Makes about 3/4 cup (200 mL) of sauce. It’s also excellent on chicken or as a salad dressing.

Author: Paula Roy

Welcome to my kitchen! I love simple dishes prepared with passion and am always seeking to find new methods to make food as fun and flavourful as possible. If you enjoy this space be sure to check out my Rogers TV Ottawa cooking show, Paula Roy's Favourite Foods, available on local cable, streaming and a dedicated playlist on Rogers TV's YouTube channel.

5 thoughts

  1. I am intrigued by that sauce, which sounds just like a cooked-egg mayonnaise. I did some research on that recipe, and most people who’ve made it say it breaks easily and can be grainy. What is your experience with it? Does it maintain its texture in the fridge or does it break?

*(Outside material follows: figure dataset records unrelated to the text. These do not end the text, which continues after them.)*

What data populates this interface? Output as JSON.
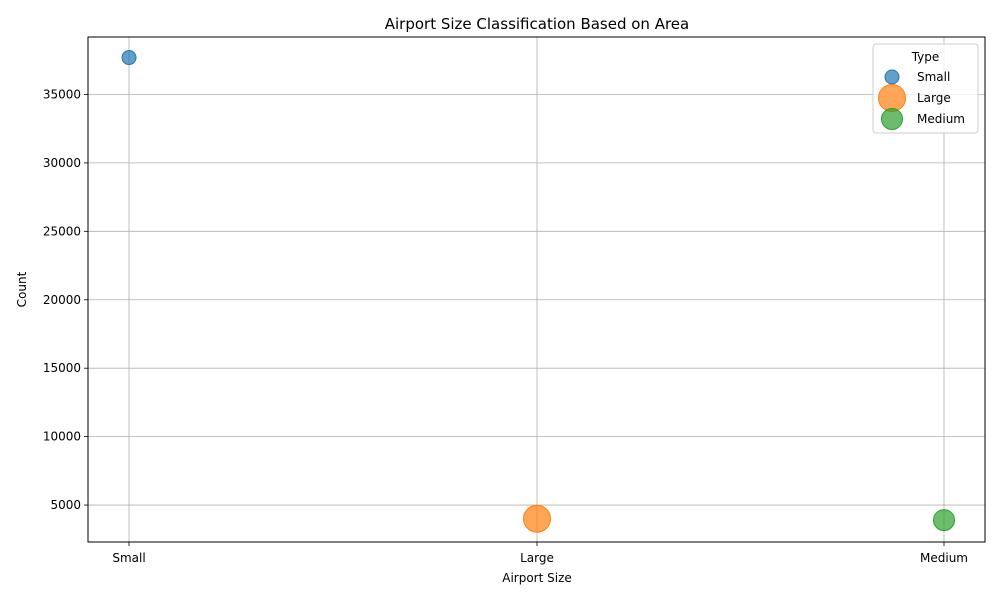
{
  "chart_data": {
    "type": "scatter",
    "title": "Airport Size Classification Based on Area",
    "xlabel": "Airport Size",
    "ylabel": "Count",
    "categories": [
      "Small",
      "Large",
      "Medium"
    ],
    "ylim": [
      2300,
      39200
    ],
    "yticks": [
      5000,
      10000,
      15000,
      20000,
      25000,
      30000,
      35000
    ],
    "ytick_labels": [
      "5000",
      "10000",
      "15000",
      "20000",
      "25000",
      "30000",
      "35000"
    ],
    "grid": true,
    "legend": {
      "title": "Type",
      "placement": "top-right"
    },
    "series": [
      {
        "name": "Small",
        "x": "Small",
        "y": 37700,
        "size_rank": 1,
        "color": "#1f77b4"
      },
      {
        "name": "Large",
        "x": "Large",
        "y": 4000,
        "size_rank": 3,
        "color": "#ff7f0e"
      },
      {
        "name": "Medium",
        "x": "Medium",
        "y": 3900,
        "size_rank": 2,
        "color": "#2ca02c"
      }
    ]
  }
}
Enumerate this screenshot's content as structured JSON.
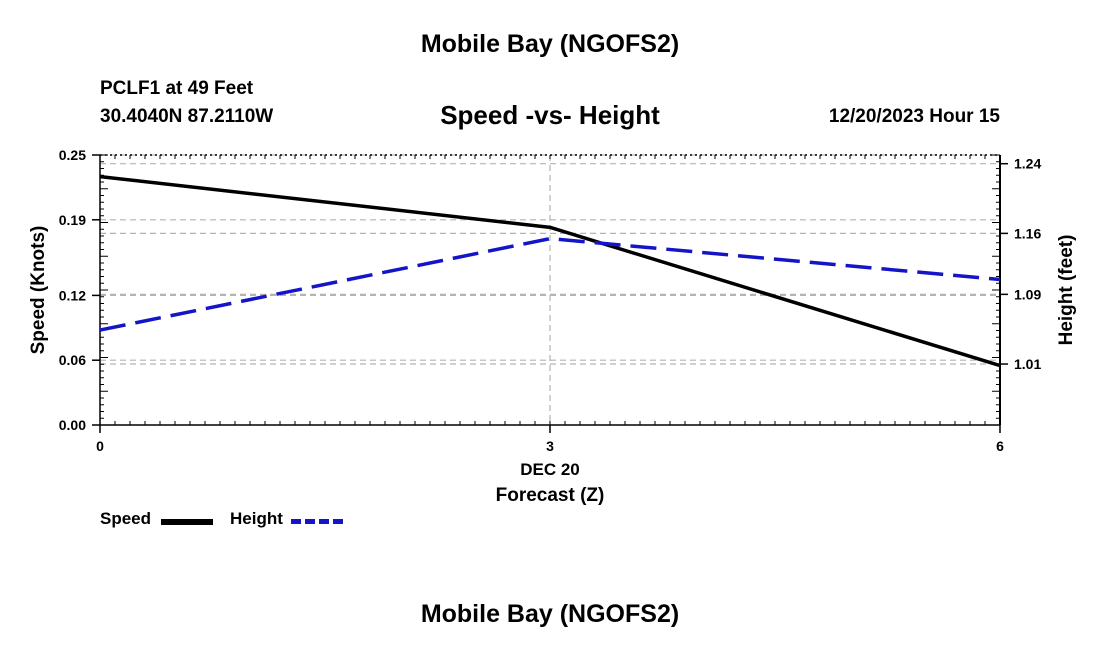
{
  "page": {
    "title": "Mobile Bay (NGOFS2)",
    "bottom_title": "Mobile Bay (NGOFS2)",
    "station": "PCLF1 at 49 Feet",
    "coords": "30.4040N  87.2110W",
    "datetime": "12/20/2023 Hour 15"
  },
  "colors": {
    "speed": "#000000",
    "height": "#1414c8",
    "grid": "#b4b4b4"
  },
  "chart_data": {
    "type": "line",
    "title": "Speed -vs- Height",
    "xlabel": "Forecast (Z)",
    "xlabel_date": "DEC 20",
    "ylabel_left": "Speed (Knots)",
    "ylabel_right": "Height (feet)",
    "x": [
      0,
      3,
      6
    ],
    "x_ticks": [
      0,
      3,
      6
    ],
    "x_tick_labels": [
      "0",
      "3",
      "6"
    ],
    "xlim": [
      0,
      6
    ],
    "ylim_left": [
      0,
      0.25
    ],
    "y_ticks_left": [
      0.0,
      0.06,
      0.12,
      0.19,
      0.25
    ],
    "y_tick_labels_left": [
      "0.00",
      "0.06",
      "0.12",
      "0.19",
      "0.25"
    ],
    "ylim_right": [
      0.94,
      1.25
    ],
    "y_ticks_right": [
      1.01,
      1.09,
      1.16,
      1.24
    ],
    "y_tick_labels_right": [
      "1.01",
      "1.09",
      "1.16",
      "1.24"
    ],
    "series": [
      {
        "name": "Speed",
        "axis": "left",
        "style": "solid",
        "values": [
          0.23,
          0.183,
          0.055
        ]
      },
      {
        "name": "Height",
        "axis": "right",
        "style": "dashed",
        "values": [
          1.049,
          1.154,
          1.107
        ]
      }
    ],
    "grid": true,
    "legend": [
      "Speed",
      "Height"
    ],
    "legend_position": "bottom-left"
  }
}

    1. Hi Lisa, I tested the sauce 5 times on days that ranged from cool and dry to hot and humid. Each time I had success with the sauce although on the hotter day I had to add about a teaspoon and a half of very cold water to correct the sauce after it began to break. I should also note that the sauce regains its nice texture very quickly after refrigeration with an immersion blender. I hope you have success!

      1. Did you make it every time by hand, or have you also used a food processor? I make mayo in the food processor and love the results; would like to try this, too. 🙂

        1. I made it by hand each time (4 x with immersion blender, 1 x with whisk). My food processor is enormous so I wasn’t sure it would properly process what amounts to a relatively small batch. I am sure it would work well, however, in a processor!